4. Accesso alle procedure di sovraindebitamento

Quando i debiti sono eccessivi rispetto al reddito, il percorso migliore può essere il ricorso a una procedura di sovraindebitamento. Il cliente viene assistito dall’OCC nella redazione di un piano del consumatore o di un accordo di ristrutturazione. Vantaggi principali:

  1. Sospensione delle procedure esecutive: dal momento della presentazione della domanda e fino all’omologazione, il giudice può sospendere pignoramenti, ipoteche e fermi .
  2. Riduzione del debito: il piano può prevedere il pagamento parziale dei crediti in proporzione al patrimonio e al reddito disponibile, anche con falcidia dei debiti chirografari .
  3. Esdebitazione: dopo aver adempiuto al piano, il debitore può chiedere la cancellazione dei debiti residui.
  4. Protezione dell’abitazione principale: in molti casi l’accordo consente di evitare la vendita dell’unica casa, proponendo la conversione del credito in piani di pagamento più sostenibili.

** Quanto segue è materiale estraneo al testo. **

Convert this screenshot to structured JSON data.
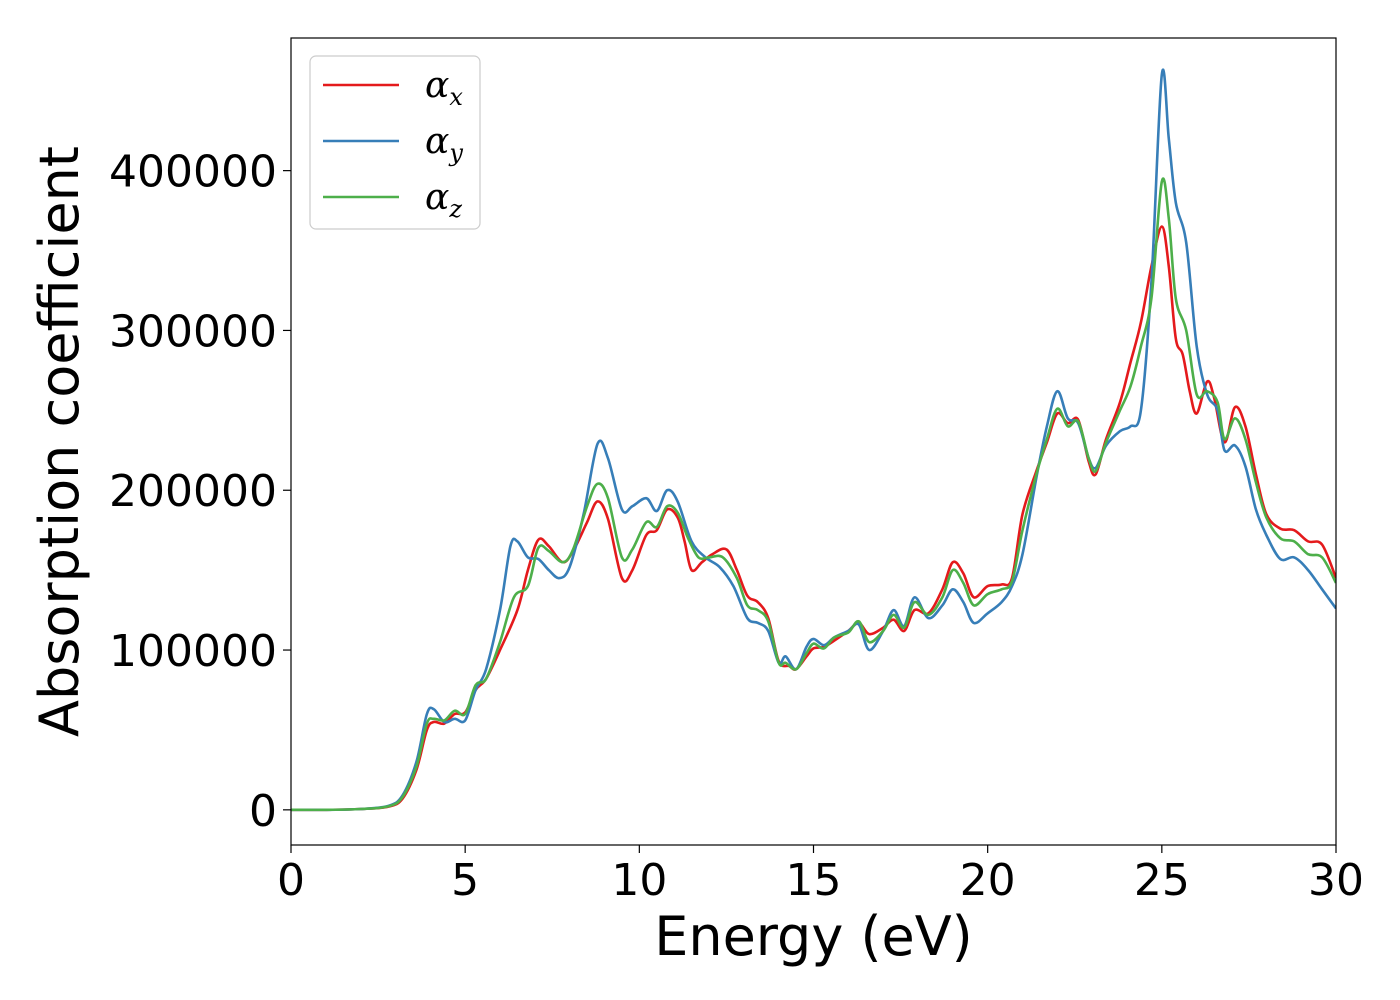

5. Opposizione a fermo, ipoteca e pignoramento

Per contestare questi atti è necessario attivare rapidamente le procedure giudiziali appropriate:

  • Ricorso alla corte di giustizia tributaria: entro 60 giorni dall’iscrizione di ipoteca o dal fermo, si può impugnare l’atto per vizi formali o per carenza di importo minimo . Il ricorso può chiedere la sospensione dell’efficacia dell’atto.
  • Opposizione agli atti esecutivi (art. 617 c.p.c.): in caso di pignoramento presso terzi o immobiliare, l’opposizione va proposta al giudice dell’esecuzione entro 20 giorni dalla notifica.
  • Ricorso al giudice ordinario per fermo su veicoli strumentali: se l’auto è indispensabile per l’attività lavorativa, il fermo è illegittimo e può essere sospeso.

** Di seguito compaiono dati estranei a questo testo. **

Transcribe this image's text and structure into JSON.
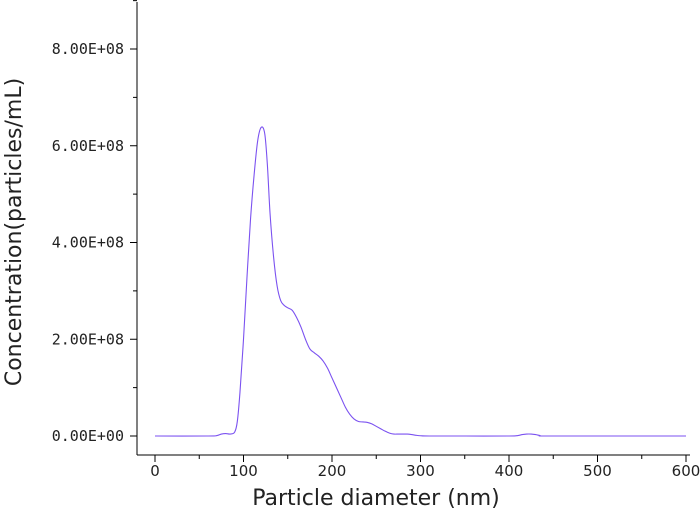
{
  "chart_data": {
    "type": "line",
    "title": "",
    "xlabel": "Particle diameter (nm)",
    "ylabel": "Concentration(particles/mL)",
    "xlim": [
      0,
      600
    ],
    "ylim": [
      0,
      900000000
    ],
    "grid": false,
    "legend": "none",
    "x_ticks": [
      0,
      100,
      200,
      300,
      400,
      500,
      600
    ],
    "x_tick_labels": [
      "0",
      "100",
      "200",
      "300",
      "400",
      "500",
      "600"
    ],
    "y_ticks": [
      0,
      200000000,
      400000000,
      600000000,
      800000000
    ],
    "y_tick_labels": [
      "0.00E+00",
      "2.00E+08",
      "4.00E+08",
      "6.00E+08",
      "8.00E+08"
    ],
    "series": [
      {
        "color": "#7b52f0",
        "x": [
          0,
          60,
          70,
          75,
          80,
          85,
          90,
          93,
          96,
          100,
          104,
          108,
          112,
          116,
          120,
          124,
          127,
          130,
          134,
          138,
          142,
          146,
          150,
          155,
          160,
          165,
          170,
          175,
          180,
          185,
          190,
          195,
          200,
          205,
          210,
          215,
          220,
          225,
          230,
          235,
          240,
          245,
          250,
          255,
          260,
          265,
          270,
          275,
          280,
          285,
          290,
          295,
          300,
          310,
          350,
          400,
          410,
          415,
          420,
          425,
          430,
          435,
          440,
          500,
          600
        ],
        "y": [
          0,
          0,
          1000000,
          4000000,
          5000000,
          4000000,
          8000000,
          30000000,
          90000000,
          200000000,
          330000000,
          450000000,
          540000000,
          610000000,
          638000000,
          625000000,
          560000000,
          460000000,
          370000000,
          310000000,
          280000000,
          270000000,
          265000000,
          260000000,
          245000000,
          225000000,
          200000000,
          180000000,
          172000000,
          165000000,
          155000000,
          140000000,
          120000000,
          100000000,
          80000000,
          60000000,
          45000000,
          35000000,
          30000000,
          29000000,
          28000000,
          25000000,
          20000000,
          15000000,
          10000000,
          6000000,
          4000000,
          4000000,
          4000000,
          4000000,
          3000000,
          1500000,
          500000,
          0,
          0,
          0,
          1000000,
          3000000,
          4000000,
          4000000,
          3000000,
          1000000,
          0,
          0,
          0
        ]
      }
    ]
  }
}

6. Transazioni fiscali e conciliazione giudiziale

Il D.Lgs. 546/1992 consente la conciliazione giudiziale nel processo tributario: le parti (contribuente e Agenzia delle Entrate) possono raggiungere un accordo in udienza riducendo sanzioni e interessi. L’avvocato negozia anche transazioni fiscali nell’ambito della crisi d’impresa, proponendo piani di pagamento che prevedano il pagamento minimo richiesto dai crediti erariali (che restano privilegiati) e la falcidia dei debiti chirografari.

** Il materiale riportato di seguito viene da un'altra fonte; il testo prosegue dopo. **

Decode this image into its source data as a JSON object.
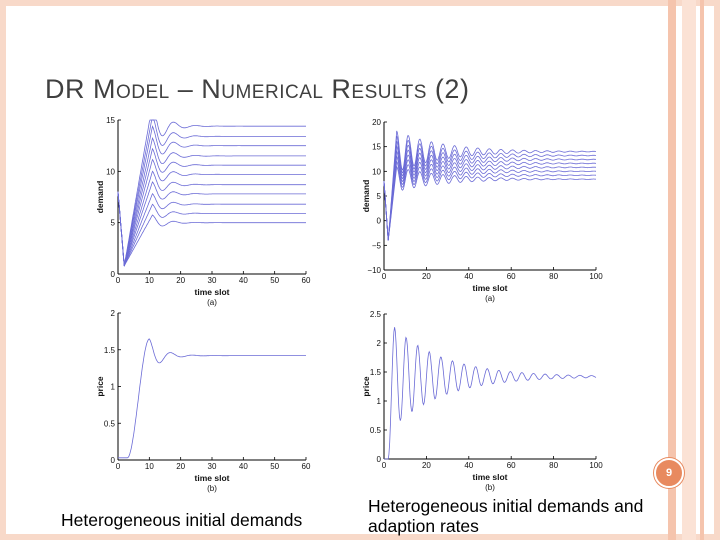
{
  "slide": {
    "title": "DR Model – Numerical Results (2)",
    "page_number": "9",
    "caption_left": "Heterogeneous initial demands",
    "caption_right": "Heterogeneous initial demands and adaption rates",
    "accent_color": "#e88a5f",
    "series_color": "#6b6bd6"
  },
  "chart_data": [
    {
      "id": "a",
      "type": "line",
      "sublabel": "(a)",
      "xlabel": "time slot",
      "ylabel": "demand",
      "xlim": [
        0,
        60
      ],
      "ylim": [
        0,
        15
      ],
      "xticks": [
        "0",
        "10",
        "20",
        "30",
        "40",
        "50",
        "60"
      ],
      "yticks": [
        "0",
        "5",
        "10",
        "15"
      ],
      "xtick_values": [
        0,
        10,
        20,
        30,
        40,
        50,
        60
      ],
      "ytick_values": [
        0,
        5,
        10,
        15
      ],
      "shape": {
        "kind": "damped",
        "dip_t": 2,
        "dip_y": 0.8,
        "rise_end": 11,
        "decay_tau": 4,
        "omega": 0.9,
        "overshoot": 0.15
      },
      "series": [
        {
          "steady": 14.4
        },
        {
          "steady": 13.4
        },
        {
          "steady": 12.5
        },
        {
          "steady": 11.5
        },
        {
          "steady": 10.6
        },
        {
          "steady": 9.7
        },
        {
          "steady": 8.7
        },
        {
          "steady": 7.8
        },
        {
          "steady": 6.8
        },
        {
          "steady": 5.9
        },
        {
          "steady": 5.0
        }
      ]
    },
    {
      "id": "b",
      "type": "line",
      "sublabel": "(b)",
      "xlabel": "time slot",
      "ylabel": "price",
      "xlim": [
        0,
        60
      ],
      "ylim": [
        0,
        2
      ],
      "xticks": [
        "0",
        "10",
        "20",
        "30",
        "40",
        "50",
        "60"
      ],
      "yticks": [
        "0",
        "0.5",
        "1",
        "1.5",
        "2"
      ],
      "xtick_values": [
        0,
        10,
        20,
        30,
        40,
        50,
        60
      ],
      "ytick_values": [
        0,
        0.5,
        1,
        1.5,
        2
      ],
      "shape": {
        "kind": "price",
        "low_until": 3,
        "low_y": 0.03,
        "rise_end": 10,
        "decay_tau": 4,
        "omega": 0.9,
        "overshoot": 0.16
      },
      "series": [
        {
          "steady": 1.42
        }
      ]
    },
    {
      "id": "c",
      "type": "line",
      "sublabel": "(a)",
      "xlabel": "time slot",
      "ylabel": "demand",
      "xlim": [
        0,
        100
      ],
      "ylim": [
        -10,
        20
      ],
      "xticks": [
        "0",
        "20",
        "40",
        "60",
        "80",
        "100"
      ],
      "yticks": [
        "−10",
        "−5",
        "0",
        "5",
        "10",
        "15",
        "20"
      ],
      "xtick_values": [
        0,
        20,
        40,
        60,
        80,
        100
      ],
      "ytick_values": [
        -10,
        -5,
        0,
        5,
        10,
        15,
        20
      ],
      "shape": {
        "kind": "damped",
        "dip_t": 2,
        "dip_y": -4,
        "rise_end": 6,
        "decay_tau": 22,
        "omega": 1.15,
        "overshoot": 0.3
      },
      "series": [
        {
          "steady": 14.0
        },
        {
          "steady": 13.2
        },
        {
          "steady": 12.4
        },
        {
          "steady": 11.6
        },
        {
          "steady": 10.8
        },
        {
          "steady": 10.0
        },
        {
          "steady": 9.2
        },
        {
          "steady": 8.4
        }
      ]
    },
    {
      "id": "d",
      "type": "line",
      "sublabel": "(b)",
      "xlabel": "time slot",
      "ylabel": "price",
      "xlim": [
        0,
        100
      ],
      "ylim": [
        0,
        2.5
      ],
      "xticks": [
        "0",
        "20",
        "40",
        "60",
        "80",
        "100"
      ],
      "yticks": [
        "0",
        "0.5",
        "1",
        "1.5",
        "2",
        "2.5"
      ],
      "xtick_values": [
        0,
        20,
        40,
        60,
        80,
        100
      ],
      "ytick_values": [
        0,
        0.5,
        1,
        1.5,
        2,
        2.5
      ],
      "shape": {
        "kind": "price",
        "low_until": 2,
        "low_y": 0.0,
        "rise_end": 5,
        "decay_tau": 24,
        "omega": 1.15,
        "overshoot": 0.6
      },
      "series": [
        {
          "steady": 1.42
        }
      ]
    }
  ]
}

7. Nullità per vizi procedimentali

Numerosi atti di riscossione sono stati annullati dai giudici per errori procedurali. Esempi:

  • Mancata sottoscrizione della cartella: in passato le cartelle prodotte in formato elettronico riportavano la firma digitale automatica dell’agente della riscossione; alcuni giudici hanno ritenuto che la mancanza di sottoscrizione autografa non comportasse nullità, ma in caso di errori nella certificazione la cartella può essere annullata.
  • Omessa indicazione del responsabile del procedimento: la legge sulla trasparenza amministrativa richiede l’indicazione del responsabile del procedimento; l’assenza può comportare violazione del diritto di difesa.
  • Omessa allegazione della copia della cartella: l’art. 26 impone all’agente di conservare per cinque anni la matrice della cartella e di esibirla su richiesta ; se non la esibisce, il ruolo è inesigibile.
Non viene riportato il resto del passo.